On January 10, 2012, the Court of Appeals vacated its earlier order and issued a new opinion in Alfieri v Bertorelli, No. 297733. In Alfieri, the plaintiffs purchased condominiums at a site that had previously been an abandoned factory. After reading a sales brochure and a newspaper article that indicated that chemical contamination at the site had been cleaned up, plaintiffs did not obtain an independent environmental inspection. After discovering that the chemical contamination was in fact still present, the plaintiffs brought a suit against the defendants, the seller’s agents, for negligent misrepresentation and silent fraud. At different stages of the trial, the defendants moved for summary disposition, directed verdict, and JNOV, each time arguing that as the seller’s agents, they owed no duty to plaintiffs.
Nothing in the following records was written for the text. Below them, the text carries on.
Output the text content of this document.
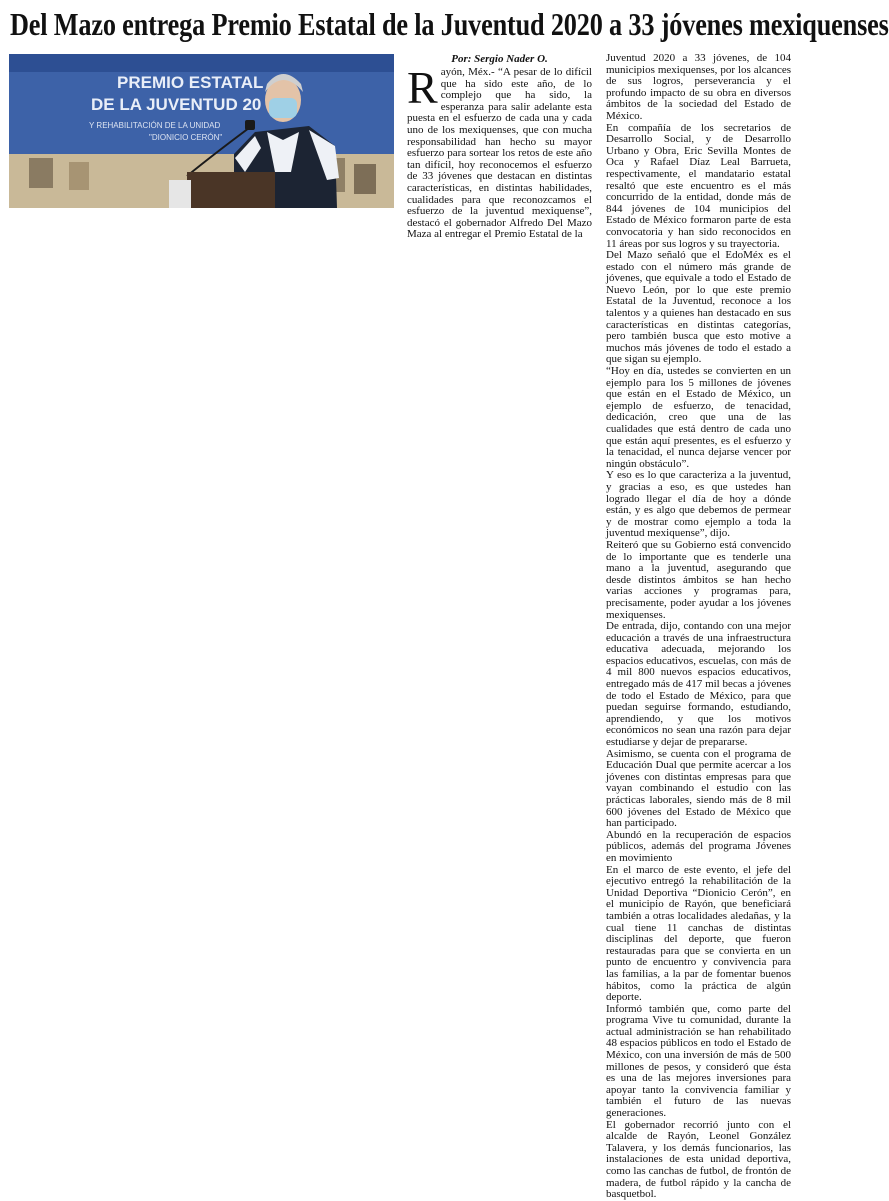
Del Mazo entrega Premio Estatal de la Juventud 2020 a 33 jóvenes mexiquenses
PREMIO ESTATAL
DE LA JUVENTUD 20
Y REHABILITACIÓN DE LA UNIDAD
"DIONICIO CERÓN"

Por: Sergio Nader O.

Rayón, Méx.- “A pesar de lo difícil que ha sido este año, de lo complejo que ha sido, la esperanza para salir adelante esta puesta en el esfuerzo de cada una y cada uno de los mexiquenses, que con mucha responsabilidad han hecho su mayor esfuerzo para sortear los retos de este año tan difícil, hoy reconocemos el esfuerzo de 33 jóvenes que destacan en distintas características, en distintas habilidades, cualidades para que reconozcamos el esfuerzo de la juventud mexiquense”, destacó el gobernador Alfredo Del Mazo Maza al entregar el Premio Estatal de la

Juventud 2020 a 33 jóvenes, de 104 municipios mexiquenses, por los alcances de sus logros, perseverancia y el profundo impacto de su obra en diversos ámbitos de la sociedad del Estado de México.

En compañía de los secretarios de Desarrollo Social, y de Desarrollo Urbano y Obra, Eric Sevilla Montes de Oca y Rafael Díaz Leal Barrueta, respectivamente, el mandatario estatal resaltó que este encuentro es el más concurrido de la entidad, donde más de 844 jóvenes de 104 municipios del Estado de México formaron parte de esta convocatoria y han sido reconocidos en 11 áreas por sus logros y su trayectoria.

Del Mazo señaló que el EdoMéx es el estado con el número más grande de jóvenes, que equivale a todo el Estado de Nuevo León, por lo que este premio Estatal de la Juventud, reconoce a los talentos y a quienes han destacado en sus características en distintas categorías, pero también busca que esto motive a muchos más jóvenes de todo el estado a que sigan su ejemplo.

“Hoy en día, ustedes se convierten en un ejemplo para los 5 millones de jóvenes que están en el Estado de México, un ejemplo de esfuerzo, de tenacidad, dedicación, creo que una de las cualidades que está dentro de cada uno que están aquí presentes, es el esfuerzo y la tenacidad, el nunca dejarse vencer por ningún obstáculo”.

Y eso es lo que caracteriza a la juventud, y gracias a eso, es que ustedes han logrado llegar el día de hoy a dónde están, y es algo que debemos de permear y de mostrar como ejemplo a toda la juventud mexiquense”, dijo.

Reiteró que su Gobierno está convencido de lo importante que es tenderle una mano a la juventud, asegurando que desde distintos ámbitos se han hecho varias acciones y programas para, precisamente, poder ayudar a los jóvenes mexiquenses.

De entrada, dijo, contando con una mejor educación a través de una infraestructura educativa adecuada, mejorando los espacios educativos, escuelas, con más de 4 mil 800 nuevos espacios educativos, entregado más de 417 mil becas a jóvenes de todo el Estado de México, para que puedan seguirse formando, estudiando, aprendiendo, y que los motivos económicos no sean una razón para dejar estudiarse y dejar de prepararse.

Asimismo, se cuenta con el programa de Educación Dual que permite acercar a los jóvenes con distintas empresas para que vayan combinando el estudio con las prácticas laborales, siendo más de 8 mil 600 jóvenes del Estado de México que han participado.

Abundó en la recuperación de espacios públicos, además del programa Jóvenes en movimiento

En el marco de este evento, el jefe del ejecutivo entregó la rehabilitación de la Unidad Deportiva “Dionicio Cerón”, en el municipio de Rayón, que beneficiará también a otras localidades aledañas, y la cual tiene 11 canchas de distintas disciplinas del deporte, que fueron restauradas para que se convierta en un punto de encuentro y convivencia para las familias, a la par de fomentar buenos hábitos, como la práctica de algún deporte.

Informó también que, como parte del programa Vive tu comunidad, durante la actual administración se han rehabilitado 48 espacios públicos en todo el Estado de México, con una inversión de más de 500 millones de pesos, y consideró que ésta es una de las mejores inversiones para apoyar tanto la convivencia familiar y también el futuro de las nuevas generaciones.

El gobernador recorrió junto con el alcalde de Rayón, Leonel González Talavera, y los demás funcionarios, las instalaciones de esta unidad deportiva, como las canchas de futbol, de frontón de madera, de futbol rápido y la cancha de basquetbol.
The Court of Appeals disagreed. While the court acknowledged that silent fraud and negligent misrepresentation both require the defendants to owe a duty to the plaintiffs, the court found that a duty of disclosure may be imposed on a seller’s agent to disclose new information that renders a prior affirmative statement untrue or misleading, especially if a buyer has expressed a concern about that subject. Since the plaintiffs expressed their concerns about the contamination before the sale, the court found that the trial court was correct in deciding there was a genuine question of fact as to whether defendants owed plaintiffs a duty. The court went on to reject the defendants’ next appeal, in which the defendants argued that there cannot be fraud if the defrauded party had the means to independently determine the truth of the mater. While the plaintiffs failed to obtain their own environmental inspection, the court found that plaintiffs’ reliance on the newspaper article and sales brochure was reasonable. The court also rejected the defendants’ final appeal, in which the defendants argued that the trial court should have applied a contributory negligence standard, by simply noting that contributory negligence has long since been abandoned in Michigan.
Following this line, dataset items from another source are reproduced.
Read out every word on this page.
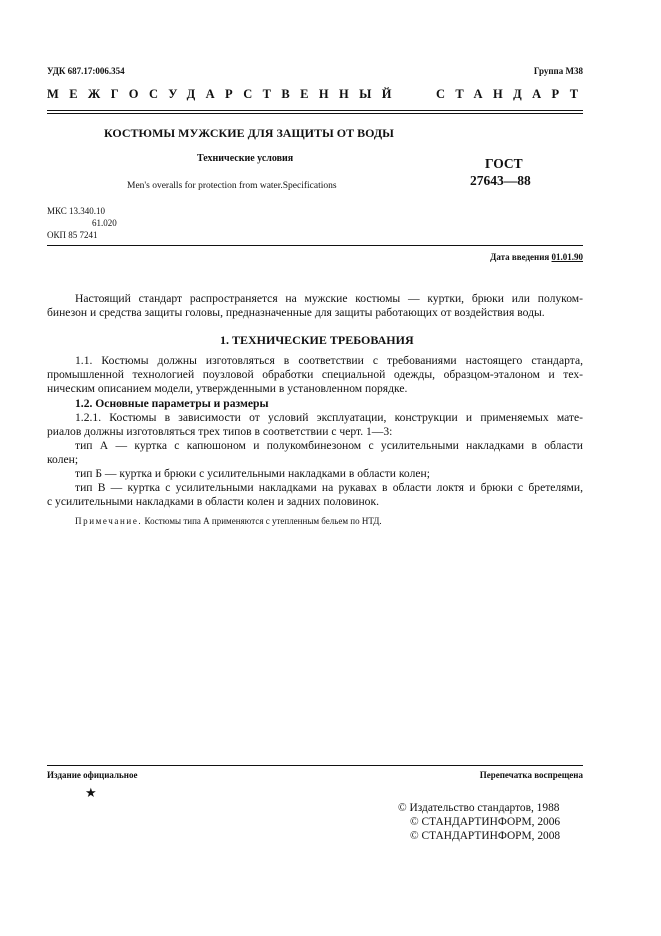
УДК 687.17:006.354	Группа М38
МЕЖГОСУДАРСТВЕННЫЙ	СТАНДАРТ
КОСТЮМЫ МУЖСКИЕ ДЛЯ ЗАЩИТЫ ОТ ВОДЫ
Технические условия
Men's overalls for protection from water.Specifications
ГОСТ
27643—88
МКС 13.340.10
61.020
ОКП 85 7241
Дата введения 01.01.90
Настоящий стандарт распространяется на мужские костюмы — куртки, брюки или полуком-
бинезон и средства защиты головы, предназначенные для защиты работающих от воздействия воды.
1. ТЕХНИЧЕСКИЕ ТРЕБОВАНИЯ
1.1. Костюмы должны изготовляться в соответствии с требованиями настоящего стандарта,
промышленной технологией поузловой обработки специальной одежды, образцом-эталоном и тех-
ническим описанием модели, утвержденными в установленном порядке.
1.2. Основные параметры и размеры
1.2.1. Костюмы в зависимости от условий эксплуатации, конструкции и применяемых мате-
риалов должны изготовляться трех типов в соответствии с черт. 1—3:
тип А — куртка с капюшоном и полукомбинезоном с усилительными накладками в области
колен;
тип Б — куртка и брюки с усилительными накладками в области колен;
тип В — куртка с усилительными накладками на рукавах в области локтя и брюки с бретелями,
с усилительными накладками в области колен и задних половинок.
Примечание. Костюмы типа А применяются с утепленным бельем по НТД.
Издание официальное	Перепечатка воспрещена
★
© Издательство стандартов, 1988
© СТАНДАРТИНФОРМ, 2006
© СТАНДАРТИНФОРМ, 2008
The Court of Appeals also rejected an appeal brought by the plaintiffs, in which the plaintiffs argued that the trial court should not have instructed the jury on comparative negligence because the plaintiffs’ negligent misrepresentation claim did not involve a claim for personal injury, property damage, or wrongful death, as set out in MCL 600.2959. The court disagreed, finding that an “invasion of a personal right” qualifies as a personal injury under the language of the statute, and that Michigan case law supports comparative negligence when there is sufficient evidence for the jury to find negligence on the part of the injured plaintiff. Given that the plaintiffs failed to obtain their own environmental inspection, the court found that the comparative negligence instruction was proper, and affirmed the trial court.